In later times, however, opinions became less rational. Falling stars were considered to be of a purely terrestrial nature, and originated by exhalations in the upper regions of the air. Shakespeare expressed the popular belief when he wrote:—

“I shall fall

Like a bright exhalation in the evening,

And no man see me more.”

Another theory, attributed to Laplace, Arago, and others, was that meteors were ejections from lunar volcanoes. But these explanations were not altogether satisfactory in their application. The truth is, that men had commenced to theorize before they had begun to observe and accumulate facts. They had learnt little or nothing as to the numbers, directions, and appearances of meteors, and therefore possessed no materials on which to found any plausible hypothesis to account for them.

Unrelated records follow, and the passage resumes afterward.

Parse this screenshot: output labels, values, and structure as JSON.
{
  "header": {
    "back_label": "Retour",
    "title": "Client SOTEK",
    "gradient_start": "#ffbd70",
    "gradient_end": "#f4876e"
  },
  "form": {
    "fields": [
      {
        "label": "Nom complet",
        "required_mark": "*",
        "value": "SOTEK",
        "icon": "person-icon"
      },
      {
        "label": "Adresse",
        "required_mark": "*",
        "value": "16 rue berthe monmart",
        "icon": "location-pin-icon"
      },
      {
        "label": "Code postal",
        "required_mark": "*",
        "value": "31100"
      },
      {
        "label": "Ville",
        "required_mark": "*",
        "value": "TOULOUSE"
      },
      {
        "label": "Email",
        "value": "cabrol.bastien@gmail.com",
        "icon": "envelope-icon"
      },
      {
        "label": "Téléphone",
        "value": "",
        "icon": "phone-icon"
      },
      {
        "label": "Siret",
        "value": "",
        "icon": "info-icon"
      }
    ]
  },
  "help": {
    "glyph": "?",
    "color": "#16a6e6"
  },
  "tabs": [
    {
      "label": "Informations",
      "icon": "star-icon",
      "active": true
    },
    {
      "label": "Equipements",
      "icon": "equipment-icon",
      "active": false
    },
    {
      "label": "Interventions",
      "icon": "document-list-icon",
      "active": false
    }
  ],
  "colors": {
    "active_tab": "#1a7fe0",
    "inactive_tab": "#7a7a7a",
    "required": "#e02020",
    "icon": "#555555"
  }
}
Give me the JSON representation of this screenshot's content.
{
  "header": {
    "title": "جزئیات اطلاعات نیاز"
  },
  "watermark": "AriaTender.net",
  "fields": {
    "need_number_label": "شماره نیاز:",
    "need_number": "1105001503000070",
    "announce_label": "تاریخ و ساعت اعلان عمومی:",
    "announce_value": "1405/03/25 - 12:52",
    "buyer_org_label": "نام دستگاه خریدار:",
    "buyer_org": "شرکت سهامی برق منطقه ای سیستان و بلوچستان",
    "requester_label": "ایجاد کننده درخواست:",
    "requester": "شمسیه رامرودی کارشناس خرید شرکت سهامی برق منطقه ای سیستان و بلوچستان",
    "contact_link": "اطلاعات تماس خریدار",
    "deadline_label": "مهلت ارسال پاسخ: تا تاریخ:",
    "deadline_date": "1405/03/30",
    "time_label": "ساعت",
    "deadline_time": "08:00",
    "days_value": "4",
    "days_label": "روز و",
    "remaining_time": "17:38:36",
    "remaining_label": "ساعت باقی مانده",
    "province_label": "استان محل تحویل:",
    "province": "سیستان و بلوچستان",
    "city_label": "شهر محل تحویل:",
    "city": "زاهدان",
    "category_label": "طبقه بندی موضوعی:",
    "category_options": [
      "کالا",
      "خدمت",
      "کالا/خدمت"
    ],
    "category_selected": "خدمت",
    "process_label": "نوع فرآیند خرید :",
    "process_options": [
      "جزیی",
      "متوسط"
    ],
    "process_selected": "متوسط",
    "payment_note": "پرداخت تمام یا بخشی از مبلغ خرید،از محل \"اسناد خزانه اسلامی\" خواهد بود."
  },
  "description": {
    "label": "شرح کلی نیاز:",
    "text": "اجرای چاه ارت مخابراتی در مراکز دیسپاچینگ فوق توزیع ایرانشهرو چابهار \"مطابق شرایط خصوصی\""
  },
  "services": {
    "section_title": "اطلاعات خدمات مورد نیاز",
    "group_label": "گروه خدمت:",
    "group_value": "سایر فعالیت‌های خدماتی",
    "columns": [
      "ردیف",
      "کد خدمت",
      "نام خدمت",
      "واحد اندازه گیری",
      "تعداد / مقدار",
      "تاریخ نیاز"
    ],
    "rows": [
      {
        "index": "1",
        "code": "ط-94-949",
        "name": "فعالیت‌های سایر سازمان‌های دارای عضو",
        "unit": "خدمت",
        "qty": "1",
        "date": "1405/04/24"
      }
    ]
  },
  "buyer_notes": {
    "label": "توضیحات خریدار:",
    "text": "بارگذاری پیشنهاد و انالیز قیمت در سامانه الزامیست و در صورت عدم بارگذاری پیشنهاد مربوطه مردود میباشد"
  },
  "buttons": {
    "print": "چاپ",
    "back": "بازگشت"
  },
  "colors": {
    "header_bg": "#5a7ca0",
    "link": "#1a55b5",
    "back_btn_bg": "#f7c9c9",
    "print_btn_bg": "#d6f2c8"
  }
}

Meteoric Apparitions.—The occasional apparition of brilliant detonating fireballs, the occurrence of remarkable star-showers, the precipitation upon the Earth’s surface of stony masses, were facts which could be verified from many independent sources, and they set men thinking how to account for the strange and startling freaks of nature as exhibited in such phenomena. But though records existed of exceptionally large meteors and of meteor-showers, the descriptions were imperfect and failed in the most important details. The observers were usually unprepared for witnessing such events, and gave exaggerated and inaccurate accounts of what they had seen. The vivid brightness of a fireball (overpowering the lustre of the stars, and even vieing with the Moon in splendour), the flaming train left in its wake (curling itself up into grotesque shapes, as it drifted and died away), the form of the nucleus with its jets and sparks, and the final explosion, with the reverberations it caused, were all alluded to by the enthusiastic observer; but it was only in rare cases that the more valuable features were placed on record. The direction and duration of the meteor’s flight amongst the stars were facts of greater significance than the mere visible aspect of the object; but they were seldom regarded. Hence the early observations proved of little weight in inducing just conceptions as to the phenomena of meteors.